Topluluk mevzuatını üstlenmesi için gerekli çalışmaları tamamlamasına yönelik kısa ve orta vadeli hedefleri ortaya koyacak şekilde hazırlanmıştır. AB, Türkiye için hazırladığı ilk Katılım Ortaklığı Belgesi’ni 8 Mart 2001 tarihli kararı ile kabul etmiştir. Katılım Ortaklığı Belgeleri, aday ülkelerin üyeliğine kadar geçerliliğini korumakta, ancak adayların gösterdiği ilerlemelere göre, gerektiği takdirde, Komisyon tarafından yenilenmektedir. Bu kapsamda, Türkiye’nin kaydettiği ilerlemeler ve oluşan yeni gereklilikler ışığında revize edilen Katılım Ortaklığı Belgesi 19 Mayıs 2003 tarihinde kabul edilmiştir. Türkiye tarafından hazırlanan ve ilk Katılım Ortaklığı Belgesi’nde yer alan önceliklerin hangi somut önlemlerle ve hangi takvim çerçevesinde gerçekleştirileceğini gösteren ilk Ulusal Program 24 Mart 2001, revize edilmiş Ulusal Program ise 24 Temmuz 2003 tarihinde Resmi Gazete’de yayımlanarak yürürlüğe girmiştir. Ağustos 2008 tarihinde hazırlanan taslak Ulusal Program ise dört yıllık zaman zarfında yaklaşık 131 yasa değişikliği öngörmektedir.

Avrupa Birliği’nin genişleme sürecinde diğer bir önemli dönüm noktası 12-13 Aralık 2002 tarihlerinde gerçekleşen Kopenhag Zirvesi’dir. Zirve’de 10 aday ülkenin katılım müzakerelerinin tamamlandığı ilan edilmiş ve Türkiye ile ilgili olarak, 2004 yılı İlerleme Raporu ve tavsiyesi doğrultusunda, Kopenhag siyasi kriterlerinin yeterli ölçüde karşılandığının belirlenmesi halinde gecikmeksizin katılım müzakerelerine başlanacağı ifade edilmiştir (www.ikv.gov.tr, 2008).

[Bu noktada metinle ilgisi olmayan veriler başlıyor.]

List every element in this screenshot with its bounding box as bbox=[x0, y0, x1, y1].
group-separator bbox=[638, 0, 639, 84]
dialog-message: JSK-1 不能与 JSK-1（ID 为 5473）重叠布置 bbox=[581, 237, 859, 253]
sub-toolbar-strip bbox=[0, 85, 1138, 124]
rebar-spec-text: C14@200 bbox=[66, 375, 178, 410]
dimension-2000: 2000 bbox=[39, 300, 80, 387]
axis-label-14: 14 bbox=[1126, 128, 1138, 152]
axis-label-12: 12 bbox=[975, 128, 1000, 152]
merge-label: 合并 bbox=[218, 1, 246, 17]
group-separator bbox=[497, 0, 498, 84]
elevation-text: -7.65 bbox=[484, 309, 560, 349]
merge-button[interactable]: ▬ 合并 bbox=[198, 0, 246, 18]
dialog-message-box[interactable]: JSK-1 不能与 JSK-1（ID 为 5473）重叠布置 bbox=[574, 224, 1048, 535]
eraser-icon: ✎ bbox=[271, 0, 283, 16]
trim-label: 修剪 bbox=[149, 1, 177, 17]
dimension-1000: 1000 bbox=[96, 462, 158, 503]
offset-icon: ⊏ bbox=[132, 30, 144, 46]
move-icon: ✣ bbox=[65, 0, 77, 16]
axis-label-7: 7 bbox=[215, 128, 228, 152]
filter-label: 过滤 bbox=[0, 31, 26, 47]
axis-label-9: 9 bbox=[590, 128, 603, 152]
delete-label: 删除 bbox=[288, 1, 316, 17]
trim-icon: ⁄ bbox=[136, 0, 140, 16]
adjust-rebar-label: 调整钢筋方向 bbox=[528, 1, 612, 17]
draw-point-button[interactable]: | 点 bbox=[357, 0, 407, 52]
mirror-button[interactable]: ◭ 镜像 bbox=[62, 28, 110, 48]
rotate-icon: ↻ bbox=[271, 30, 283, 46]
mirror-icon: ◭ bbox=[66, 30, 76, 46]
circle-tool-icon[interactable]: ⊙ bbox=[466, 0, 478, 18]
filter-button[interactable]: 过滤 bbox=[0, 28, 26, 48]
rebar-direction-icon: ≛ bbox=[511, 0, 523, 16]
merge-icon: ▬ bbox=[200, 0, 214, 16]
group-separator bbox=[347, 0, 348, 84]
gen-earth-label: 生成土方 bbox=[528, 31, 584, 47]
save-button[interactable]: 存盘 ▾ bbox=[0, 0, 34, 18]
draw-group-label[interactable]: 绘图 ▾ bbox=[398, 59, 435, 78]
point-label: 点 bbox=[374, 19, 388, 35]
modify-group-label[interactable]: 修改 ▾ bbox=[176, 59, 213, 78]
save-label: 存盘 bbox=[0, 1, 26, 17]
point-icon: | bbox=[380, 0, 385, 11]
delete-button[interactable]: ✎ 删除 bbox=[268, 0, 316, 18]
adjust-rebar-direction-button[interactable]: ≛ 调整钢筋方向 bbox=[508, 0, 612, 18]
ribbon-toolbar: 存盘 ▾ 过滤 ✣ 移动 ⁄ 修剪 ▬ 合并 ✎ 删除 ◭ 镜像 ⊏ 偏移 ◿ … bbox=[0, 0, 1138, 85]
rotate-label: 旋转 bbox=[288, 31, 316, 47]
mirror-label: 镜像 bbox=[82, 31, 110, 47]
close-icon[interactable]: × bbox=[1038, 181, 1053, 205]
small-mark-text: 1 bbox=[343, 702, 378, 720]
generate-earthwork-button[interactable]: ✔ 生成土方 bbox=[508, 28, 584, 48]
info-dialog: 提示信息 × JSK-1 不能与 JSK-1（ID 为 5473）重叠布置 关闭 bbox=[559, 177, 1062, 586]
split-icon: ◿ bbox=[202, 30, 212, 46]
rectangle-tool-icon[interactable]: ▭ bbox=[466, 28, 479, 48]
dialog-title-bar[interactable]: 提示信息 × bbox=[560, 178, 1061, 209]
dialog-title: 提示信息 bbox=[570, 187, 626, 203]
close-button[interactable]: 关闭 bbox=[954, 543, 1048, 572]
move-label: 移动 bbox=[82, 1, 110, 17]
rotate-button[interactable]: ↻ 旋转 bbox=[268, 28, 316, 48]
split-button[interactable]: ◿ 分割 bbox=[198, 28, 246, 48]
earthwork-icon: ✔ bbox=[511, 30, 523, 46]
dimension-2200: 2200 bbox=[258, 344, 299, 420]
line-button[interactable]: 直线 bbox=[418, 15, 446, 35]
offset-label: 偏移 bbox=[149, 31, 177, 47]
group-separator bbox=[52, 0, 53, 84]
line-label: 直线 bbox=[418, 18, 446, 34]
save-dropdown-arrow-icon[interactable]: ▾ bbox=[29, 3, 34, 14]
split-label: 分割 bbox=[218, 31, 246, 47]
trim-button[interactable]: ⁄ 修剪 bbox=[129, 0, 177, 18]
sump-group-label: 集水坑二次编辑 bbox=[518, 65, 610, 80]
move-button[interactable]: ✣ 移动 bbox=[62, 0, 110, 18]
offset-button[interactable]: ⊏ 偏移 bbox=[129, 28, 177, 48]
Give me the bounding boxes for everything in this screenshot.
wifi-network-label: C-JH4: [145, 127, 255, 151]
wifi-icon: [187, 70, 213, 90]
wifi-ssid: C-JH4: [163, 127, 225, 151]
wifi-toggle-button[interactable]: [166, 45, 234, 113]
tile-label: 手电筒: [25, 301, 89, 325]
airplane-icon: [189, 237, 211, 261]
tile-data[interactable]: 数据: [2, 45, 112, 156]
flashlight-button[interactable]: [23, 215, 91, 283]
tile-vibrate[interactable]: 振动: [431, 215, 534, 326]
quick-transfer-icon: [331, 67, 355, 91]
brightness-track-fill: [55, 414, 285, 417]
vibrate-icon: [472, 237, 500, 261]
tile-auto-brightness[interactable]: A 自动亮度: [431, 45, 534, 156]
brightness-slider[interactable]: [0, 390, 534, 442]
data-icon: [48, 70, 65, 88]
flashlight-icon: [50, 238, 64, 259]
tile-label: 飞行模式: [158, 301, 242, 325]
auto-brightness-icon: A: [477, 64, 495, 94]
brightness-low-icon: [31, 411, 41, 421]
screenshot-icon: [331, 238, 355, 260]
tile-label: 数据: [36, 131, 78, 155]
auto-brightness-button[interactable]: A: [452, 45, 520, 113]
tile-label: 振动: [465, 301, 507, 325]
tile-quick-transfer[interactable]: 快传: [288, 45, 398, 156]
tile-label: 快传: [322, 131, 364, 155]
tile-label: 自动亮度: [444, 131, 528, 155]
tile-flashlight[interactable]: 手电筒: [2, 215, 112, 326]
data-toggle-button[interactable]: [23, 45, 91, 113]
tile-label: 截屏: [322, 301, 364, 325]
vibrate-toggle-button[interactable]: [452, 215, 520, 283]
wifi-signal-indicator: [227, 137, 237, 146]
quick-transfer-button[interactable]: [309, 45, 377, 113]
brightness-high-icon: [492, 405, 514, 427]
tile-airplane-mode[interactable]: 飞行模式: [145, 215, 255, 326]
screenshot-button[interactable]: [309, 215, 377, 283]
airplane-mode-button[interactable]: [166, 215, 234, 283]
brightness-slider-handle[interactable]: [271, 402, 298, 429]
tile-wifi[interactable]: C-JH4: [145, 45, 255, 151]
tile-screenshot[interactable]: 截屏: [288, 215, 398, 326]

17 Aralık 2004 tarihinde Brüksel’de gerçekleştirilen AB Devlet ve Hükümet Başkanları Zirvesi’nde, 1999 Helsinki ve 2002 Kopenhag Zirvelerinde alınan kararlar teyit edilmiş, Türkiye’nin reform sürecinde atmış olduğu kararlı adımların memnuniyetle karşılandığı belirtilerek, ülkemizle üyelik müzakerelerinin 3 Ekim 2005 tarihinde başlatılması kararlaştırılmıştır.

Katılım müzakerelerimizin ilk aşamasını oluşturan tarama süreci 20 Ekim 2005 tarihinde başlamış ve 13 Ekim 2006 tarihinde tamamlanmıştır. Bu süreçte 66 heyetimiz Brüksel’de AB Komisyonu yetkilileriyle tanıtıcı ve ayrıntılı tarama toplantılarında bir araya gelmiştir. Tanıtıcı tarama toplantılarında AB Komisyonu her fasıldaki AB

28

müktesebatı hakkında bilgi vermiş, ayrıntılı tarama toplantılarında ise ülkemizin ilgili fasıldaki müktesebata uyum durumu heyetlerimizce izah edilmiştir. Böylece, AB müktesebatı ile ülkemiz mevzuatı karşılaştırılarak, ülkemizin bahse konu müktesebatı kabul etme, yürürlüğe koyma ve etkili bir şekilde uygulama bakımından ne aşamada olduğu tespit edilmiştir (www.mfa.gov.tr, 2008).

Bu çerçevede, Kopenhag siyasi kriterlerine uyum düzeyinin yükseltilmesi, ekonomik kriterlere uyum sağlanması ve 35 fasıl altında toplanan AB müktesebatına ilişkin müzakerelerin sonuçlandırılarak katılım sürecinin tamamlanması amaçlanmaktadır.